Member of the Federal Parliament of Somalia
- Incumbent
- Assumed office 2022
- Constituency: Puntland

Personal details
- Alma mater: Algonquin College/University

= Marwa Abdi Bashir Hagi =

Puntland politician

Marwa Abdi Bashir Hagi (Marwa Cabdi Bashiir Xaaji), (مروة عبدي بشير حاجي); is Puntland politician and member of parliament, She is Deputy Chairperson of the Resources Committee in Somali Parliament. On October 27, 2023, Marwa participated as a candidate for the President of the Inter-Parliamentary Union (IPU).
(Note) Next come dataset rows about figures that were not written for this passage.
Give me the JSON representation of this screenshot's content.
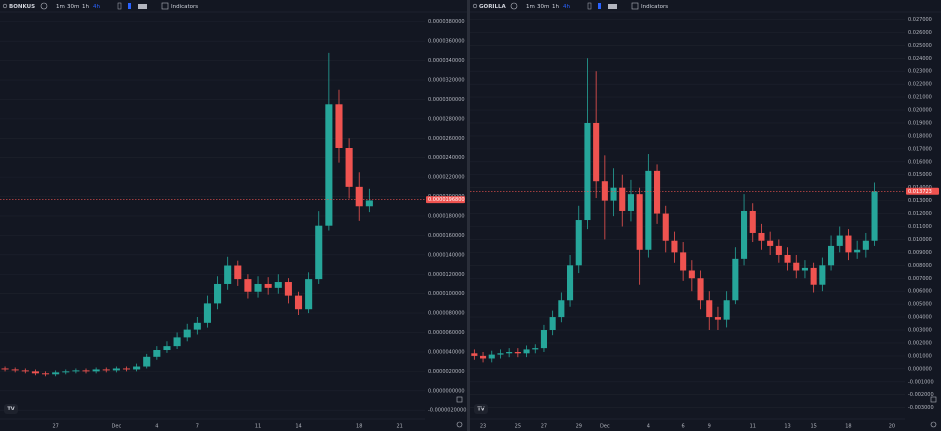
{
  "chart_data": [
    {
      "type": "candlestick",
      "symbol": "BONKUS",
      "intervals": [
        "1m",
        "30m",
        "1h",
        "4h"
      ],
      "active_interval": 3,
      "indicators": "Indicators",
      "up_color": "#26a69a",
      "down_color": "#ef5350",
      "grid": true,
      "categories": [
        null,
        null,
        null,
        null,
        null,
        "27",
        null,
        null,
        null,
        null,
        null,
        "Dec",
        null,
        null,
        null,
        "4",
        null,
        null,
        null,
        "7",
        null,
        null,
        null,
        null,
        null,
        "11",
        null,
        null,
        null,
        "14",
        null,
        null,
        null,
        null,
        null,
        "18",
        null,
        null,
        null,
        "21",
        null,
        null
      ],
      "open": [
        2.3e-06,
        2.2e-06,
        2.1e-06,
        2e-06,
        1.8e-06,
        1.7e-06,
        1.9e-06,
        2e-06,
        2.1e-06,
        2e-06,
        2.2e-06,
        2.1e-06,
        2.3e-06,
        2.2e-06,
        2.5e-06,
        3.5e-06,
        4.2e-06,
        4.6e-06,
        5.5e-06,
        6.3e-06,
        7e-06,
        9e-06,
        1.1e-05,
        1.29e-05,
        1.15e-05,
        1.02e-05,
        1.1e-05,
        1.06e-05,
        1.12e-05,
        9.8e-06,
        8.4e-06,
        1.15e-05,
        1.7e-05,
        2.95e-05,
        2.5e-05,
        2.1e-05,
        1.9e-05,
        null,
        null,
        null,
        null,
        null
      ],
      "high": [
        2.5e-06,
        2.4e-06,
        2.3e-06,
        2.2e-06,
        2e-06,
        2.1e-06,
        2.2e-06,
        2.3e-06,
        2.3e-06,
        2.4e-06,
        2.4e-06,
        2.5e-06,
        2.5e-06,
        2.8e-06,
        3.8e-06,
        4.6e-06,
        5.1e-06,
        6e-06,
        6.9e-06,
        7.6e-06,
        9.8e-06,
        1.18e-05,
        1.38e-05,
        1.34e-05,
        1.2e-05,
        1.18e-05,
        1.17e-05,
        1.2e-05,
        1.16e-05,
        1.02e-05,
        1.22e-05,
        1.85e-05,
        3.48e-05,
        3.1e-05,
        2.6e-05,
        2.25e-05,
        2.08e-05,
        null,
        null,
        null,
        null,
        null
      ],
      "low": [
        2e-06,
        1.9e-06,
        1.8e-06,
        1.6e-06,
        1.5e-06,
        1.5e-06,
        1.7e-06,
        1.8e-06,
        1.8e-06,
        1.8e-06,
        1.9e-06,
        1.9e-06,
        2e-06,
        2e-06,
        2.3e-06,
        3.2e-06,
        3.9e-06,
        4.3e-06,
        5.1e-06,
        5.8e-06,
        6.5e-06,
        8.4e-06,
        1.04e-05,
        1.08e-05,
        9.5e-06,
        9.6e-06,
        9.9e-06,
        1e-05,
        9e-06,
        7.8e-06,
        8e-06,
        1.1e-05,
        1.65e-05,
        2.35e-05,
        1.98e-05,
        1.75e-05,
        1.84e-05,
        null,
        null,
        null,
        null,
        null
      ],
      "close": [
        2.2e-06,
        2.1e-06,
        2e-06,
        1.8e-06,
        1.7e-06,
        1.9e-06,
        2e-06,
        2.1e-06,
        2e-06,
        2.2e-06,
        2.1e-06,
        2.3e-06,
        2.2e-06,
        2.5e-06,
        3.5e-06,
        4.2e-06,
        4.6e-06,
        5.5e-06,
        6.3e-06,
        7e-06,
        9e-06,
        1.1e-05,
        1.29e-05,
        1.15e-05,
        1.02e-05,
        1.1e-05,
        1.06e-05,
        1.12e-05,
        9.8e-06,
        8.4e-06,
        1.15e-05,
        1.7e-05,
        2.95e-05,
        2.5e-05,
        2.1e-05,
        1.9e-05,
        1.96e-05,
        null,
        null,
        null,
        null,
        null
      ],
      "last_price": {
        "value": 1.968e-05,
        "label": "0.0000196800"
      },
      "ylim": [
        -2.8e-06,
        3.89e-05
      ],
      "yticks": [
        {
          "value": -2e-06,
          "label": "-0.0000020000"
        },
        {
          "value": 0,
          "label": "0.0000000000"
        },
        {
          "value": 2e-06,
          "label": "0.0000020000"
        },
        {
          "value": 4e-06,
          "label": "0.0000040000"
        },
        {
          "value": 6e-06,
          "label": "0.0000060000"
        },
        {
          "value": 8e-06,
          "label": "0.0000080000"
        },
        {
          "value": 1e-05,
          "label": "0.0000100000"
        },
        {
          "value": 1.2e-05,
          "label": "0.0000120000"
        },
        {
          "value": 1.4e-05,
          "label": "0.0000140000"
        },
        {
          "value": 1.6e-05,
          "label": "0.0000160000"
        },
        {
          "value": 1.8e-05,
          "label": "0.0000180000"
        },
        {
          "value": 2e-05,
          "label": "0.0000200000"
        },
        {
          "value": 2.2e-05,
          "label": "0.0000220000"
        },
        {
          "value": 2.4e-05,
          "label": "0.0000240000"
        },
        {
          "value": 2.6e-05,
          "label": "0.0000260000"
        },
        {
          "value": 2.8e-05,
          "label": "0.0000280000"
        },
        {
          "value": 3e-05,
          "label": "0.0000300000"
        },
        {
          "value": 3.2e-05,
          "label": "0.0000320000"
        },
        {
          "value": 3.4e-05,
          "label": "0.0000340000"
        },
        {
          "value": 3.6e-05,
          "label": "0.0000360000"
        },
        {
          "value": 3.8e-05,
          "label": "0.0000380000"
        }
      ]
    },
    {
      "type": "candlestick",
      "symbol": "GORILLA",
      "intervals": [
        "1m",
        "30m",
        "1h",
        "4h"
      ],
      "active_interval": 3,
      "indicators": "Indicators",
      "up_color": "#26a69a",
      "down_color": "#ef5350",
      "grid": true,
      "categories": [
        null,
        "23",
        null,
        null,
        null,
        "25",
        null,
        null,
        "27",
        null,
        null,
        null,
        "29",
        null,
        null,
        "Dec",
        null,
        null,
        null,
        null,
        "4",
        null,
        null,
        null,
        "6",
        null,
        null,
        "9",
        null,
        null,
        null,
        null,
        "11",
        null,
        null,
        null,
        "13",
        null,
        null,
        "15",
        null,
        null,
        null,
        "18",
        null,
        null,
        null,
        null,
        "20",
        null
      ],
      "open": [
        0.0012,
        0.001,
        0.0008,
        0.0011,
        0.0012,
        0.0013,
        0.0012,
        0.0015,
        0.0016,
        0.003,
        0.004,
        0.0053,
        0.008,
        0.0115,
        0.019,
        0.0145,
        0.013,
        0.014,
        0.0122,
        0.0135,
        0.0092,
        0.0153,
        0.012,
        0.0099,
        0.009,
        0.0076,
        0.007,
        0.0053,
        0.004,
        0.0038,
        0.0053,
        0.0085,
        0.0122,
        0.0105,
        0.0099,
        0.0095,
        0.0088,
        0.0082,
        0.0076,
        0.0078,
        0.0065,
        0.008,
        0.0095,
        0.0103,
        0.009,
        0.0092,
        0.0099,
        null,
        null,
        null
      ],
      "high": [
        0.0015,
        0.0013,
        0.0014,
        0.0015,
        0.0016,
        0.0016,
        0.0018,
        0.0019,
        0.0034,
        0.0045,
        0.0059,
        0.0088,
        0.0126,
        0.024,
        0.023,
        0.0165,
        0.0155,
        0.015,
        0.0146,
        0.014,
        0.0166,
        0.0158,
        0.0126,
        0.0106,
        0.0098,
        0.0084,
        0.0076,
        0.006,
        0.0048,
        0.006,
        0.0094,
        0.0135,
        0.0128,
        0.0112,
        0.0106,
        0.01,
        0.0094,
        0.0088,
        0.0084,
        0.0082,
        0.0086,
        0.0103,
        0.011,
        0.0108,
        0.0099,
        0.0105,
        0.0144,
        null,
        null,
        null
      ],
      "low": [
        0.0007,
        0.0005,
        0.0005,
        0.0008,
        0.0009,
        0.0009,
        0.0009,
        0.0012,
        0.0013,
        0.0026,
        0.0036,
        0.0048,
        0.0074,
        0.0108,
        0.0132,
        0.01,
        0.0118,
        0.011,
        0.0114,
        0.0065,
        0.0086,
        0.0112,
        0.009,
        0.0082,
        0.0068,
        0.006,
        0.0046,
        0.003,
        0.003,
        0.0032,
        0.005,
        0.008,
        0.0098,
        0.0092,
        0.0088,
        0.0082,
        0.0076,
        0.007,
        0.007,
        0.0059,
        0.006,
        0.0076,
        0.009,
        0.0084,
        0.0085,
        0.0086,
        0.0095,
        null,
        null,
        null
      ],
      "close": [
        0.001,
        0.0008,
        0.0011,
        0.0012,
        0.0013,
        0.0012,
        0.0015,
        0.0016,
        0.003,
        0.004,
        0.0053,
        0.008,
        0.0115,
        0.019,
        0.0145,
        0.013,
        0.014,
        0.0122,
        0.0135,
        0.0092,
        0.0153,
        0.012,
        0.0099,
        0.009,
        0.0076,
        0.007,
        0.0053,
        0.004,
        0.0038,
        0.0053,
        0.0085,
        0.0122,
        0.0105,
        0.0099,
        0.0095,
        0.0088,
        0.0082,
        0.0076,
        0.0078,
        0.0065,
        0.008,
        0.0095,
        0.0103,
        0.009,
        0.0092,
        0.0099,
        0.0137,
        null,
        null,
        null
      ],
      "last_price": {
        "value": 0.013723,
        "label": "0.013723"
      },
      "ylim": [
        -0.0038,
        0.0275
      ],
      "yticks": [
        {
          "value": -0.003,
          "label": "-0.003000"
        },
        {
          "value": -0.002,
          "label": "-0.002000"
        },
        {
          "value": -0.001,
          "label": "-0.001000"
        },
        {
          "value": 0,
          "label": "0.000000"
        },
        {
          "value": 0.001,
          "label": "0.001000"
        },
        {
          "value": 0.002,
          "label": "0.002000"
        },
        {
          "value": 0.003,
          "label": "0.003000"
        },
        {
          "value": 0.004,
          "label": "0.004000"
        },
        {
          "value": 0.005,
          "label": "0.005000"
        },
        {
          "value": 0.006,
          "label": "0.006000"
        },
        {
          "value": 0.007,
          "label": "0.007000"
        },
        {
          "value": 0.008,
          "label": "0.008000"
        },
        {
          "value": 0.009,
          "label": "0.009000"
        },
        {
          "value": 0.01,
          "label": "0.010000"
        },
        {
          "value": 0.011,
          "label": "0.011000"
        },
        {
          "value": 0.012,
          "label": "0.012000"
        },
        {
          "value": 0.013,
          "label": "0.013000"
        },
        {
          "value": 0.014,
          "label": "0.014000"
        },
        {
          "value": 0.015,
          "label": "0.015000"
        },
        {
          "value": 0.016,
          "label": "0.016000"
        },
        {
          "value": 0.017,
          "label": "0.017000"
        },
        {
          "value": 0.018,
          "label": "0.018000"
        },
        {
          "value": 0.019,
          "label": "0.019000"
        },
        {
          "value": 0.02,
          "label": "0.020000"
        },
        {
          "value": 0.021,
          "label": "0.021000"
        },
        {
          "value": 0.022,
          "label": "0.022000"
        },
        {
          "value": 0.023,
          "label": "0.023000"
        },
        {
          "value": 0.024,
          "label": "0.024000"
        },
        {
          "value": 0.025,
          "label": "0.025000"
        },
        {
          "value": 0.026,
          "label": "0.026000"
        },
        {
          "value": 0.027,
          "label": "0.027000"
        }
      ]
    }
  ]
}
The election was won by Tulia Ackson from Tanzania National Assembly.

==Biography==
Marwa Abdi Bashir Hagi has been a member of the Somali Parliament has been elected 2022. She is also the Deputy Chairperson of the Resources Committee. Marwa is fluent in Somali, English, and Arabic. She has supporting consultants, monitoring project activities, conducting value chain assessments, and delivering training and technical assistance.

=== Education ===
Marwa Abdi Bashir studied Business Administration at Algonquin College/University in Ottawa, Canada, where she obtained a bachelor’s degree. She also has training in Information Communication Technology.